Opinion / Columnist
Lords of the flies, lords of lies
11 Sep 2016 at 07:43hrs | Views
The Economist says we are living in a world of "post-truth" politics.
We are inclined to agree.
The Economist's basic argument is premised on the manner in which the 2016 US presidential race is panning out.
The magazine says this is a campaign where one of the major party candidates, Mr Donald Trump, has emerged as "the leading exponent of 'post-truth' politics—a reliance on assertions that 'feel true' but have no basis in fact".
Of course, the author (evidently anti-Trump) of the article neglects to speak of Mrs Hillary Clinton's storied brush with truthfulness.
But the basic premise is what we are concerned with: the increasing tendency of many politicians and their naïve followers to accept what feels to be true over what actually is true.
It is this negation of fact that has brought us to the doorstep of the age we find ourselves about to enter here in Zimbabwe.
It is an age we are blindly stumbling into and it is not Huntington's clash of civilisations or Fukuyama's end of history.
It is a post-truth world.
This is a world where millennial politicians can glibly write off fact by alleging media agendas.
This is a world where when a millennial politician is caught with a hand in the cookie jar he or she claims the cookie jar surrounded itself around the hand.
It is a post-truth world.
Truth doesn't matter anymore. Truth is the god that Nietzsche said was dead.
What matters today more than anything else is survival over integrity, winning over principles, and wealth over values.
It is as if we are living on Golding's lawless island, where we weep for the end of innocence and the darkness of man's heart.
Let us get to the point.
We take great exception to Local Government, Public Works and National Housing Minister Saviour Kasukuwere's statement last week vis-à-vis land earmarked for housing for young Zimbabweans.
He wanted to know what was happening to youth land allocations in relation to a report we had carried earlier pertaining to alleged opacity in the matter.
Instead of seriously confronting an issue that is of existential interest to millions of young Zimbabweans, the honourable minister chose to say "vakanga vashaya zvekunyora".

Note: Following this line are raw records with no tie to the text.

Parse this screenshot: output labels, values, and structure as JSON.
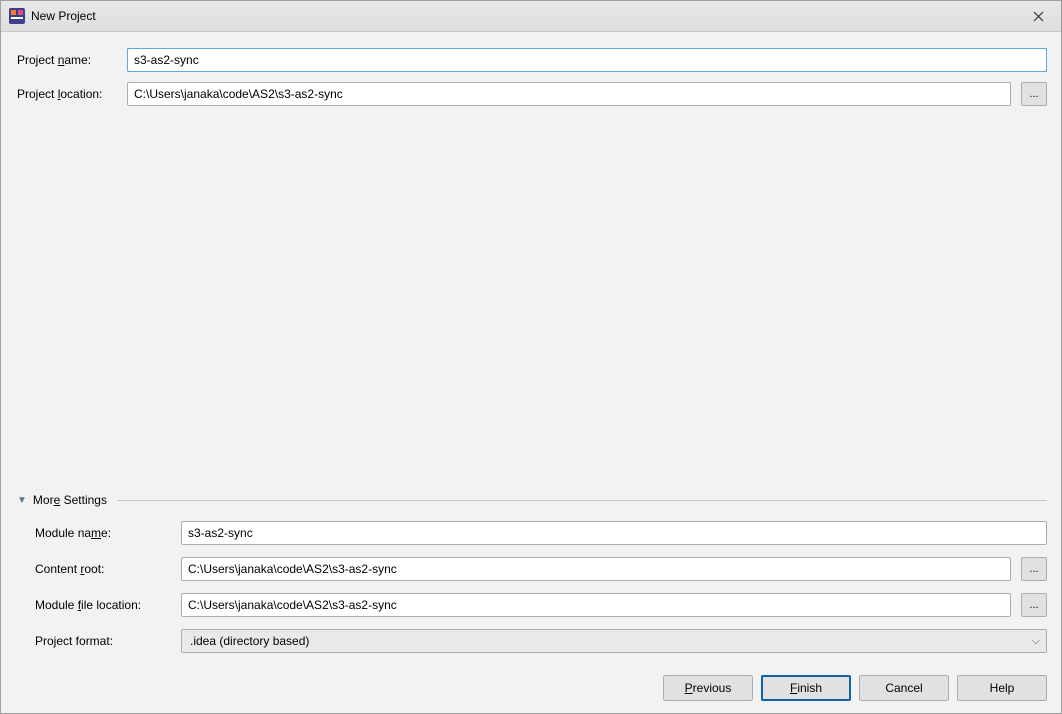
{
  "window": {
    "title": "New Project"
  },
  "form": {
    "project_name_label": "Project name:",
    "project_name_value": "s3-as2-sync",
    "project_location_label": "Project location:",
    "project_location_value": "C:\\Users\\janaka\\code\\AS2\\s3-as2-sync",
    "browse_glyph": "..."
  },
  "more": {
    "header": "More Settings",
    "module_name_label": "Module name:",
    "module_name_value": "s3-as2-sync",
    "content_root_label": "Content root:",
    "content_root_value": "C:\\Users\\janaka\\code\\AS2\\s3-as2-sync",
    "module_file_loc_label": "Module file location:",
    "module_file_loc_value": "C:\\Users\\janaka\\code\\AS2\\s3-as2-sync",
    "project_format_label": "Project format:",
    "project_format_value": ".idea (directory based)",
    "browse_glyph_1": "...",
    "browse_glyph_2": "..."
  },
  "buttons": {
    "previous": "Previous",
    "finish": "Finish",
    "cancel": "Cancel",
    "help": "Help"
  }
}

Surely, can a whole national paper, the biggest weekly in the country for that matter, sit down to conspire to dream up a story just so as to fill up space?
The Sunday Mail does not inhabit a fantastical realm, a phantasmagorical plain where non-existent Tadyanemhandu beheadings occur.
When we raise issues, when we publish stories, it is not in pursuit of personal agendas or maligning individuals.
It is because there is a matter of national concern that needs redress for the good of the citizenry.
We have neither the brief nor the time to immerse ourselves in whatever personal score settling may be taking place between some individuals in Government or the ruling party.
Can our politicians and public servants simply address the issues at hand?
It is not that we are targeting Minister Kasukuwere.
For instance, the chair of the Civil Service Commission Dr Mariyawanda Nzuwah also feels that us reporting on his alleged US$200 000 taxpayer-paid phone bill has nothing to do with The Sunday Mail.
Really?
Several other public officials have taken issue with reporting on their alleged mismanagement, sometimes bordering on flagrant abuse of office and graft, because they feel they should not be held accountable by the public.
We cannot indulge them. We can do no other than stand by the people who elect them into office and pay their salaries.
They in turn must stand on integrity, principles and the values enshrining public service.
As long as we allow the kind of behaviour where post-truth politics trump the national interest, where service is sacrificed for expediency, and where communication is estranged from fact, we are embarking on a journey that takes Zimbabwe to Hell in hand basket without anyone giving a toss.